Classical guitarist Matthew Hinsley named Texas Citizen of the Year

Earlier this month in Galveston, Matthew Hinsley, executive director of the Austin Classical Guitar, accepted the Texas Citizen of the Year Award from the National Association of Social Workers. Later that week at the AISD Performing Arts Center, Hinsley gave a brief pre-concert talk about what makes his nonprofit a nationwide model for arts-based community service.

Matthew Hinsley, executive director of Austin Classical Guitar, has been named Texas Citizen of the Year. Contributed by Austin Classical Guitar

We asked him to share his thoughts about the intersection of music and activities that many usually ascribe to the domain of social workers.

RELATED: Austin Classical Guitar honors the plight of refugees.

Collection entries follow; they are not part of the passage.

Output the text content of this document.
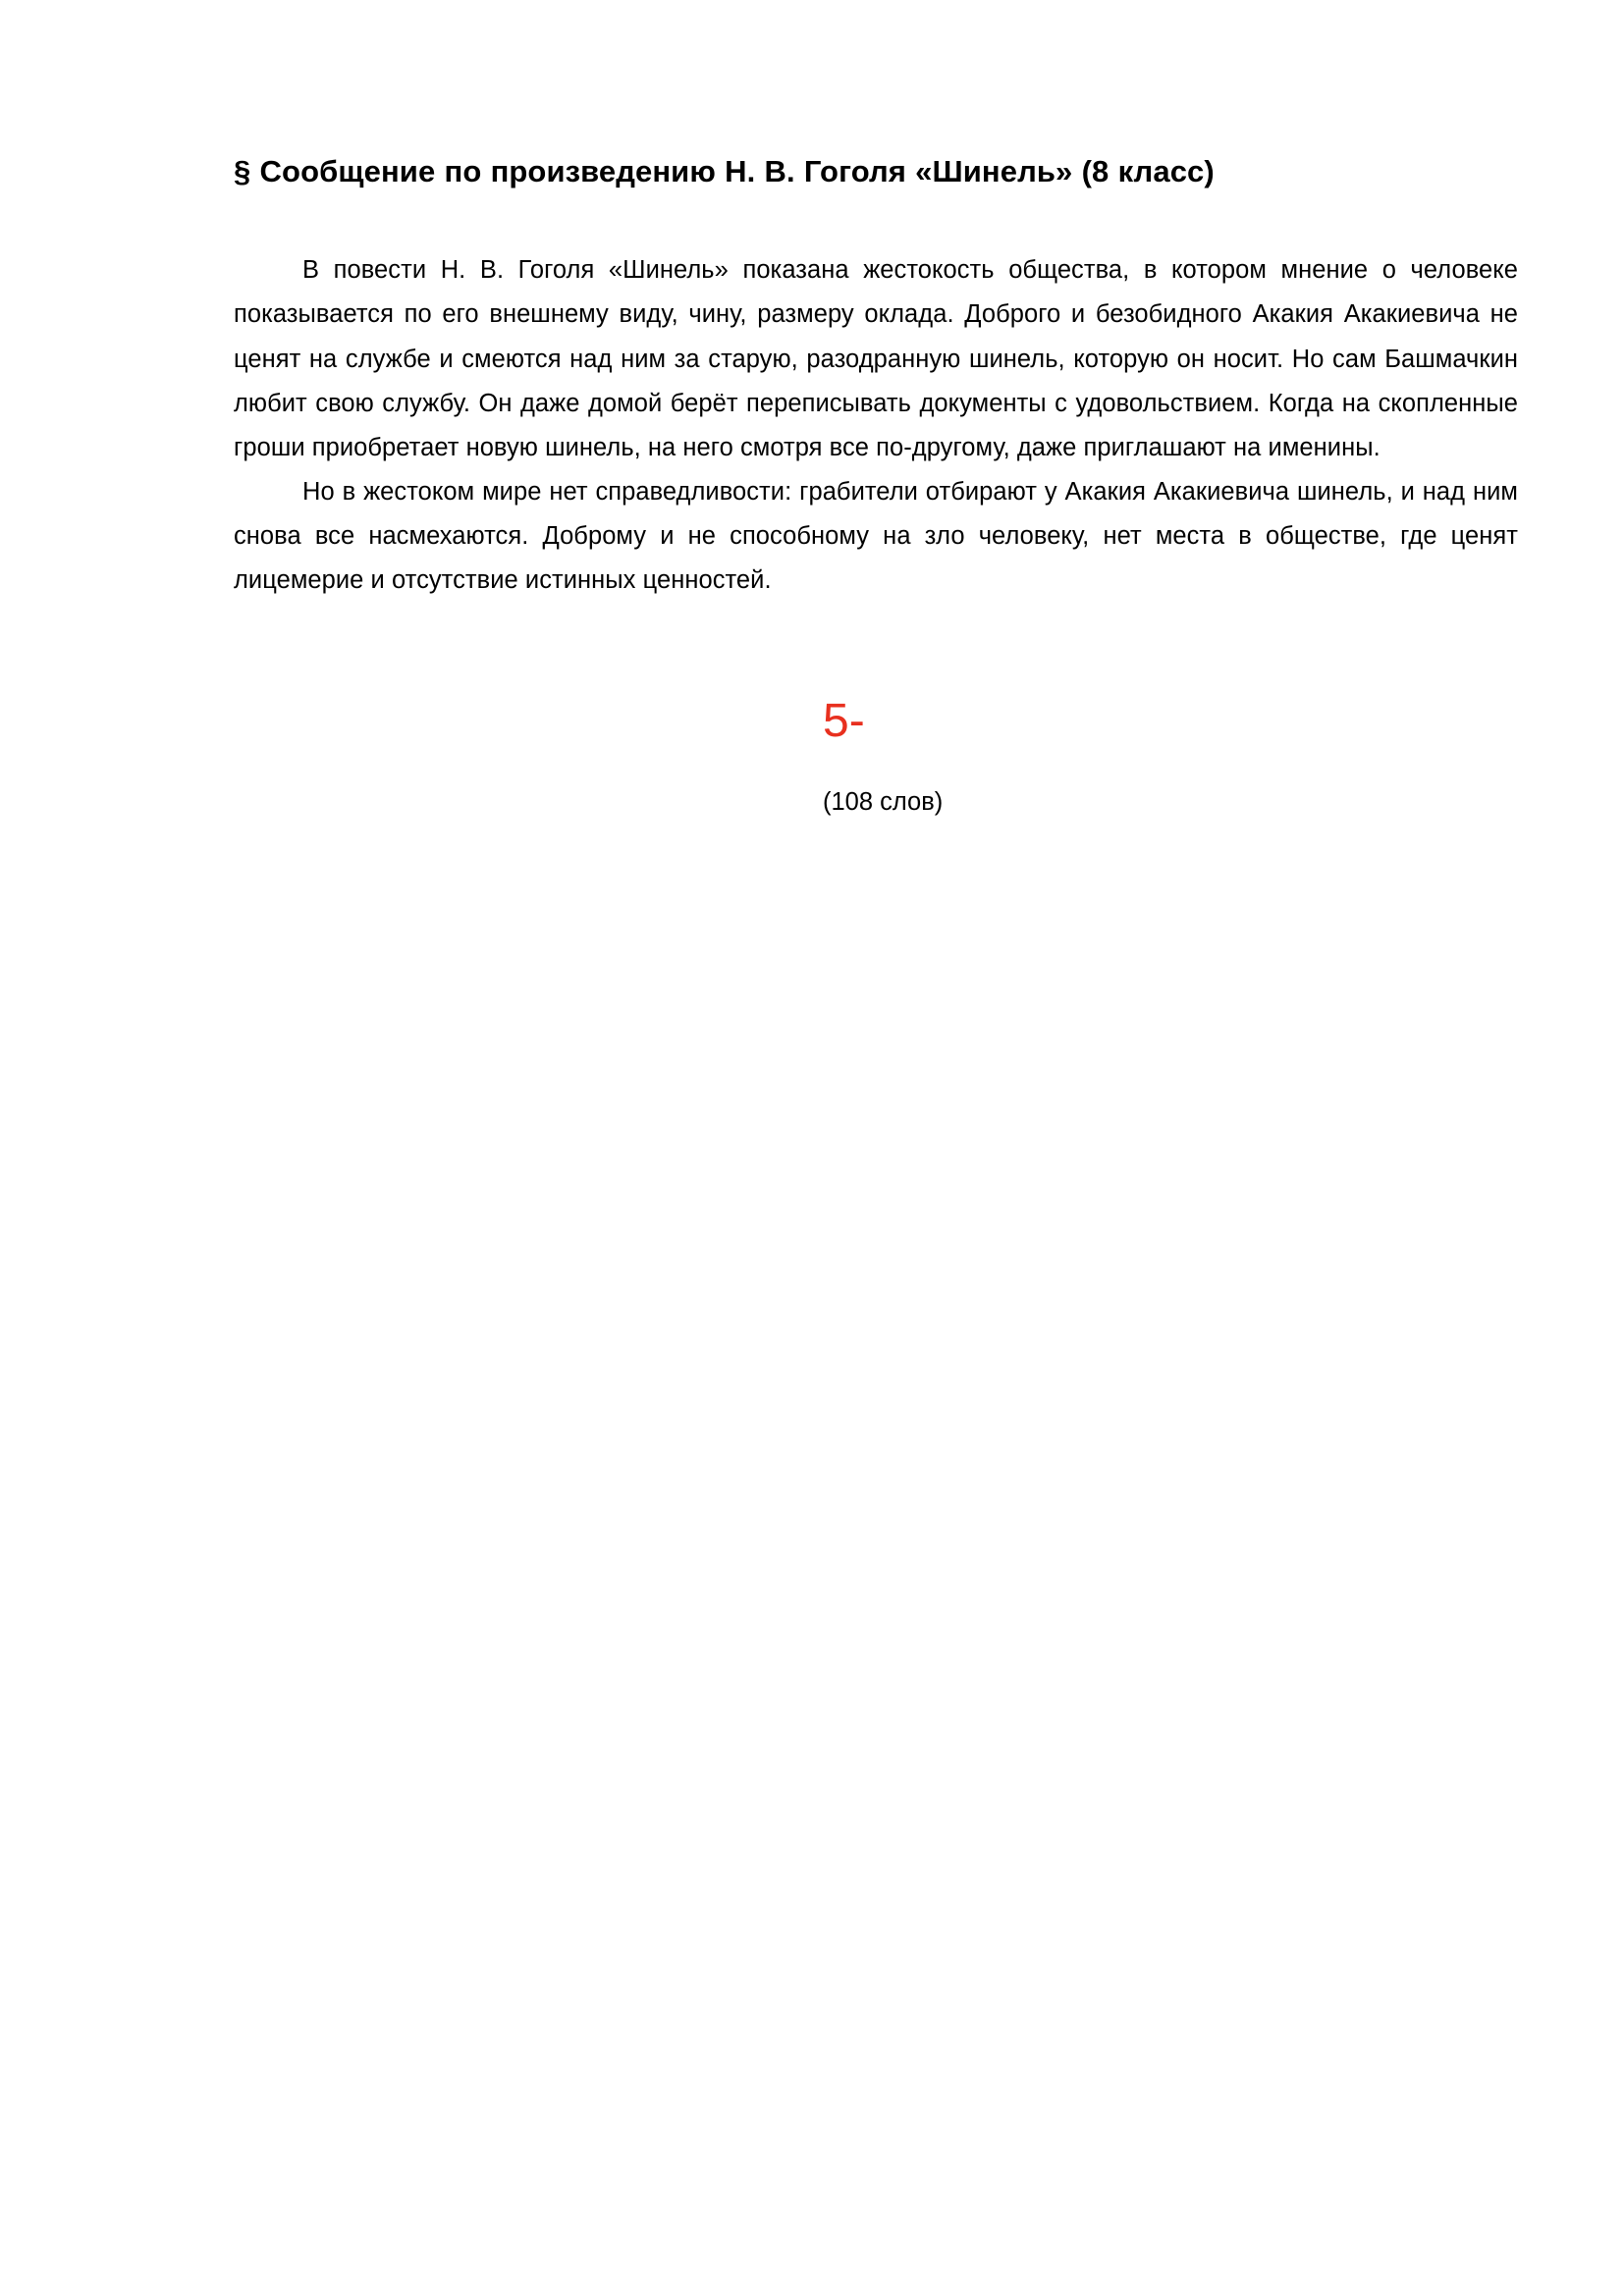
§ Сообщение по произведению Н. В. Гоголя «Шинель» (8 класс)

В повести Н. В. Гоголя «Шинель» показана жестокость общества, в котором мнение о человеке показывается по его внешнему виду, чину, размеру оклада. Доброго и безобидного Акакия Акакиевича не ценят на службе и смеются над ним за старую, разодранную шинель, которую он носит. Но сам Башмачкин любит свою службу. Он даже домой берёт переписывать документы с удовольствием. Когда на скопленные гроши приобретает новую шинель, на него смотря все по-другому, даже приглашают на именины.

Но в жестоком мире нет справедливости: грабители отбирают у Акакия Акакиевича шинель, и над ним снова все насмехаются. Доброму и не способному на зло человеку, нет места в обществе, где ценят лицемерие и отсутствие истинных ценностей.

5-
(108 слов)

“In music school, in the most wonderful ways, I was taught to refine my musicianship,” Hinsley says. “Most everything at my core today — my work ethic, my sense of authenticity, my appreciation for individual strengths and weaknesses, my tenacity — has its roots in my relationship to guitar and the mentors who shaped me.”

His journey as a public servant through music began 21 years ago in Austin.

“In some ways — the obvious ones — that service grew directly out of my training,” Hinsley says. In other ways — perhaps less obvious — work in service stretched me from the very beginning and has never stopped. Because the myth for many young artists is that if you just get good enough at what you do, the world will come to you and watch you do it. But that notion is rooted in fallacy — because it is rooted in a model of the universe with oneself at the center. And that is not how the universe works.”

He believes that, as a public servant, he most constantly look at his community and ask who is being served and how can they be served better?

“It demands flexibility in every aspect,” he says. “It has led us to realizations that music can heal and engage so many people in such profound ways — but not perhaps the ways we thought we knew. So if it’s developing classroom-based systems for guitar education, or a Braille-adapted curriculum for students at Texas School for the Blind & Visually Impaired, or the Lullaby Project at Travis County Jail, or musical puppet shows for kids in Austin Public Library branches — we live and flourish in this irony that while the world may not revolve around that which we have, it most certainly can interact in beautiful and mysterious ways with that which we can be.”

So an award from the National Association of Social Workers makes some special sense.

“It represents a vote of confidence that we have at least begun to leverage the great art we are so fortunate to have roots in, toward something that is reaching diverse people in unexpected ways,” Hinsley says. “What excites me most, is that each day when something new happens, we are made aware of just how many more opportunities for meaningful connection there are yet to explore.”